During McGuinty’s term as the 24th premier of Ontario, his government was responsible for the closure of a number of coal-fired plants in an effort to reduce greenhouse gas emissions.

McGuinty told the crowd he was proud of his government’s accomplishments to help the environment.

“Whether it's shutting down the coal plants or investing in renewable energy or setting aside the greenbelt in the GTA or banning the cosmetic use of pesticides, I had the privilege to represent Ontarians in making those efforts but I never could have done that without their support and encouragement,” said McGuinty.

But the 63-year-old said more can be done.

McGuinty pointed to a study done by the University of Western Ontario in London that suggested Canada is among the top ten polluters per capita in the world.

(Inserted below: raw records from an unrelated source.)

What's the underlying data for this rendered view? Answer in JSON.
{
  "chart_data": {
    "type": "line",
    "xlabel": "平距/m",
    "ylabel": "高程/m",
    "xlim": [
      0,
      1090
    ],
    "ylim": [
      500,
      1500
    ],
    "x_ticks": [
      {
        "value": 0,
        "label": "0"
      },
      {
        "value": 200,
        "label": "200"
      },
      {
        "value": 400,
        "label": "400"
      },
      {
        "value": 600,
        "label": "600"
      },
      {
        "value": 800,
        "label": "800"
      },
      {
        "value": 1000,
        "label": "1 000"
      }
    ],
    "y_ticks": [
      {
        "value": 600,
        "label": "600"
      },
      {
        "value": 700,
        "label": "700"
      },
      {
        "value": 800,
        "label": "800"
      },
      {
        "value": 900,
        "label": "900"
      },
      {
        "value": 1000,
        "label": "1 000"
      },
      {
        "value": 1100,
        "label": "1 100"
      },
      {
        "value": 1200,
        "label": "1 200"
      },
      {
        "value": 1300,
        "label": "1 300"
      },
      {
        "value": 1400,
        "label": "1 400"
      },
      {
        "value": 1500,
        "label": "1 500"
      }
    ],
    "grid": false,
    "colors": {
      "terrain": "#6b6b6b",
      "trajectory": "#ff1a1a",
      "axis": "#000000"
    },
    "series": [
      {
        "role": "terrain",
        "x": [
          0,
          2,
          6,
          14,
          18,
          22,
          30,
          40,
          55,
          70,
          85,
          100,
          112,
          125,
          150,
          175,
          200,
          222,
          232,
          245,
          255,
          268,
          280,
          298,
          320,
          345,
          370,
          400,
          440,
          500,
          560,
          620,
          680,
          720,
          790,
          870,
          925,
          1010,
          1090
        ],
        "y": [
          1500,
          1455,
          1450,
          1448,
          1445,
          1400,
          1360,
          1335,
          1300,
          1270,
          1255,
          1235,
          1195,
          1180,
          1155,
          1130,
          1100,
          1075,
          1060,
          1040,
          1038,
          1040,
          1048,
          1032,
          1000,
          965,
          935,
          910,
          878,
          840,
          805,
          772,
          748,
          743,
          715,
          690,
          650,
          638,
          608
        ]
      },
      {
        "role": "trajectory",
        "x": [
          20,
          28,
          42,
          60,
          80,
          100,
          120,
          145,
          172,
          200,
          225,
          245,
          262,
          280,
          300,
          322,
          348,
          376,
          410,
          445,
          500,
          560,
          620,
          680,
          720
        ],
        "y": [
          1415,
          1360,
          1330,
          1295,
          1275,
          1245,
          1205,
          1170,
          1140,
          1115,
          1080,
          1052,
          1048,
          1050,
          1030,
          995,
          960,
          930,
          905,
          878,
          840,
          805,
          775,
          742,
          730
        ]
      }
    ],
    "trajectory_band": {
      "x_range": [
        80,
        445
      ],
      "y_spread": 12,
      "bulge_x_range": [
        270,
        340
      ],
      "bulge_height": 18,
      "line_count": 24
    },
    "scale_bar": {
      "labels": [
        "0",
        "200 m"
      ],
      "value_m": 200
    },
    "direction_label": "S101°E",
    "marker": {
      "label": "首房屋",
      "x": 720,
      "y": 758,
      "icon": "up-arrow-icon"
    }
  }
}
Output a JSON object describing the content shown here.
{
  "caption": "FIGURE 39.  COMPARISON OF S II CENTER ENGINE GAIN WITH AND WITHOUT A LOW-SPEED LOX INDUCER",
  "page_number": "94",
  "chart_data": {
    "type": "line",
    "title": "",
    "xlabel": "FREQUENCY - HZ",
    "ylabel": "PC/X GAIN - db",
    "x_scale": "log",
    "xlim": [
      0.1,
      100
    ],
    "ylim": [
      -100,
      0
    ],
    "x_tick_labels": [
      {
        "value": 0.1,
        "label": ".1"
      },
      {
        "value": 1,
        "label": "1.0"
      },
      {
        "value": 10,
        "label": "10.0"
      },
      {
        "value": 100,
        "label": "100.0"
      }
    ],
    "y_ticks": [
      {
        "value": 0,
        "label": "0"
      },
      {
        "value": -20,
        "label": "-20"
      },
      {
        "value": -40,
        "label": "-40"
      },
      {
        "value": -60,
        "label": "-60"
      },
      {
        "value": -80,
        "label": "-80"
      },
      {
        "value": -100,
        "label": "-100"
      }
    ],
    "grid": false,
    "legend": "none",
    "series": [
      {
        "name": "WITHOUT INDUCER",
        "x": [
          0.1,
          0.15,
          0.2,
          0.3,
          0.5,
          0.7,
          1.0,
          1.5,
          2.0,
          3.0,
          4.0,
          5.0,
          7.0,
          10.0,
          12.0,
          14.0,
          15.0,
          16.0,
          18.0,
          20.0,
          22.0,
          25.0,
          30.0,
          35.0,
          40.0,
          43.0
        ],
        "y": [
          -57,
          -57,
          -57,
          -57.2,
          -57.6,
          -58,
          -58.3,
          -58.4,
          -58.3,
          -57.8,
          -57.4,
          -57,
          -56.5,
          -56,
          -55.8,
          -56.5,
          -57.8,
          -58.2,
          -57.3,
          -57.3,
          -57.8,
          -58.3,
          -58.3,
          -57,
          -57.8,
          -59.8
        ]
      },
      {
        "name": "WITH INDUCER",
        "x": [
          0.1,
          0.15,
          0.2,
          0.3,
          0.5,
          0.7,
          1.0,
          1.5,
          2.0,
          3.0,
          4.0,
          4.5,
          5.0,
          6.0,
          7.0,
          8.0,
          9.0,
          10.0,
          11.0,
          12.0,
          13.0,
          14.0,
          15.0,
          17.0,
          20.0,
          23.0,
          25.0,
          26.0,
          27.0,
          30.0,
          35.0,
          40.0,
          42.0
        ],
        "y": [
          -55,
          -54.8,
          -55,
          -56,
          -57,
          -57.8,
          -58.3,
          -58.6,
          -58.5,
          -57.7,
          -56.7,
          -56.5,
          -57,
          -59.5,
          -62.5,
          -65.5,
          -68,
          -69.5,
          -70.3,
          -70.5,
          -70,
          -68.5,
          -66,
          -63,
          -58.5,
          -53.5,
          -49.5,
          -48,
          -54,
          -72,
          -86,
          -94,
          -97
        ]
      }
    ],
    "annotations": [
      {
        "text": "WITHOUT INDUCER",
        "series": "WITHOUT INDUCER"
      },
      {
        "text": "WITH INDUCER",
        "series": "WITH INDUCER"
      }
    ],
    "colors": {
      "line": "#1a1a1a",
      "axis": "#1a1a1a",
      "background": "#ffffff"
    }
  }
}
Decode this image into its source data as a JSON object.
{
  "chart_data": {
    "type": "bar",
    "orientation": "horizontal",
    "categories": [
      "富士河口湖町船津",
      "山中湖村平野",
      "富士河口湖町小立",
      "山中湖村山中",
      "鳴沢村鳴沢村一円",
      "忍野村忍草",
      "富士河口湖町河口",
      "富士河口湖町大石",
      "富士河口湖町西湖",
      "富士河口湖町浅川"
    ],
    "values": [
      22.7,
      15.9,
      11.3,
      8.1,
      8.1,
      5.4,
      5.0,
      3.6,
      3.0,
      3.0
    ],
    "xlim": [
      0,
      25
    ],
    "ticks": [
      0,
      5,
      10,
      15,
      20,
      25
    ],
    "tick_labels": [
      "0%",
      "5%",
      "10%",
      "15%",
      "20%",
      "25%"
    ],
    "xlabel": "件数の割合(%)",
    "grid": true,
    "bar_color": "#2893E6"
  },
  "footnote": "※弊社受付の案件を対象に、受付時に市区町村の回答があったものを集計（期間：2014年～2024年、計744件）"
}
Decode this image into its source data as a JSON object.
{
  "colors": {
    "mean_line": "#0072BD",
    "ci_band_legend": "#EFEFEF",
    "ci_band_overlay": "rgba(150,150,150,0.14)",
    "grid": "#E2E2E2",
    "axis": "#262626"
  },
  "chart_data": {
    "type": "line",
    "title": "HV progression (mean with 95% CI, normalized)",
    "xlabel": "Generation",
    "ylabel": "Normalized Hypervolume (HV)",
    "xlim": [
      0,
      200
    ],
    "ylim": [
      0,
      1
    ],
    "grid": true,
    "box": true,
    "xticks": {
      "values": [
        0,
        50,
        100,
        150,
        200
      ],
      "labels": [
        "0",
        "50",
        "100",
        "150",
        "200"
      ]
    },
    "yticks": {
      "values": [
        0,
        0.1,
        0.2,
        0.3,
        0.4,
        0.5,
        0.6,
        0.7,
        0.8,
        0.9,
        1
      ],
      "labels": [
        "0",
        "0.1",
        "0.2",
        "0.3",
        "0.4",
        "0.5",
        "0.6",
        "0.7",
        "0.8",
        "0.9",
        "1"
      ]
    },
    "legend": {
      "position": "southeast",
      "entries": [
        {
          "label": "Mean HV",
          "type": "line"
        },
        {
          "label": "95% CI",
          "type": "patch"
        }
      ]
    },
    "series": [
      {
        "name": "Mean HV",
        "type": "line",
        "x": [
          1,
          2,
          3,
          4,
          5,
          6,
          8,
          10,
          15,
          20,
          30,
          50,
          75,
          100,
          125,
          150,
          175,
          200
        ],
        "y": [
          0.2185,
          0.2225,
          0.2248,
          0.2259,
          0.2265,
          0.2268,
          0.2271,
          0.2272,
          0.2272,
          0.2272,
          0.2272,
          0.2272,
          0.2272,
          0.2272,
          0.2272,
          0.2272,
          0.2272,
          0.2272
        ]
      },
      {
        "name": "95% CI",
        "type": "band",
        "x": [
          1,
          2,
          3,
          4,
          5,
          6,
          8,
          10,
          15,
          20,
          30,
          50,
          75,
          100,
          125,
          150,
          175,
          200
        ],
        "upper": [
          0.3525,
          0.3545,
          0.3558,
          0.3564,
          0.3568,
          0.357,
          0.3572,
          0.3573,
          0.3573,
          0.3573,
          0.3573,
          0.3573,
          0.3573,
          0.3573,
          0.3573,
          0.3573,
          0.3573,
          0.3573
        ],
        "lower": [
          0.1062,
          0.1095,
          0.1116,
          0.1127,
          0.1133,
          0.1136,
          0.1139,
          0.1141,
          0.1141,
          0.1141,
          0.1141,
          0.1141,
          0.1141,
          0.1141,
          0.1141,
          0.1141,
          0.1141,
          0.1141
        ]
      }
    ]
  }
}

The former premier also said Americans are embracing clean energy, and quoted a statistic that a coal fired plant in the U.S. closes every 15 days.

While current premier Doug Ford is fighting the federal carbon tax, McGuinty said all Canadians should embrace it.

“It’s the most effective and efficient way to demonstrate a commitment to addressing climate change,” said McGuinty.

His visit to Windsor comes as a panel of five judges hears a challenge to the federal carbon tax.

The Saskatchewan Party government argues a federal carbon levy is unconstitutional because it's not applied evenly across Canada and intrudes on provincial jurisdiction. Provinces that already have their own carbon-pricing plan are not subject to the federal tax.

Saskatchewan is one of four provinces without a plan that will be subject to Ottawa's fuel charge starting in April. New Brunswick, Ontario and Manitoba are the others.

The federal government's carbon price starts at a minimum at $20 a tonne and rises $10 each year until 2022.

The Canadian Federation of Independent Business also released a poll Tuesday that says the majority of its members believe the carbon tax is "deeply unfair."

Most of its members, the report also said, worry they'll be unable to pass along the bulk of the extra carbon-tax costs to their customers, leaving smaller businesses in a position where they'll have to subsidize household rebates under the program.

The lobby group, made up of more than 110,000 small- and medium-sized businesses, represents a small segment -- just under 11 per cent -- of Canada's small- and medium-sized businesses.

The survey, however, could be self-reinforcing. More than two-thirds of CFIB members polled didn't support any kind of carbon pricing to fight climate change.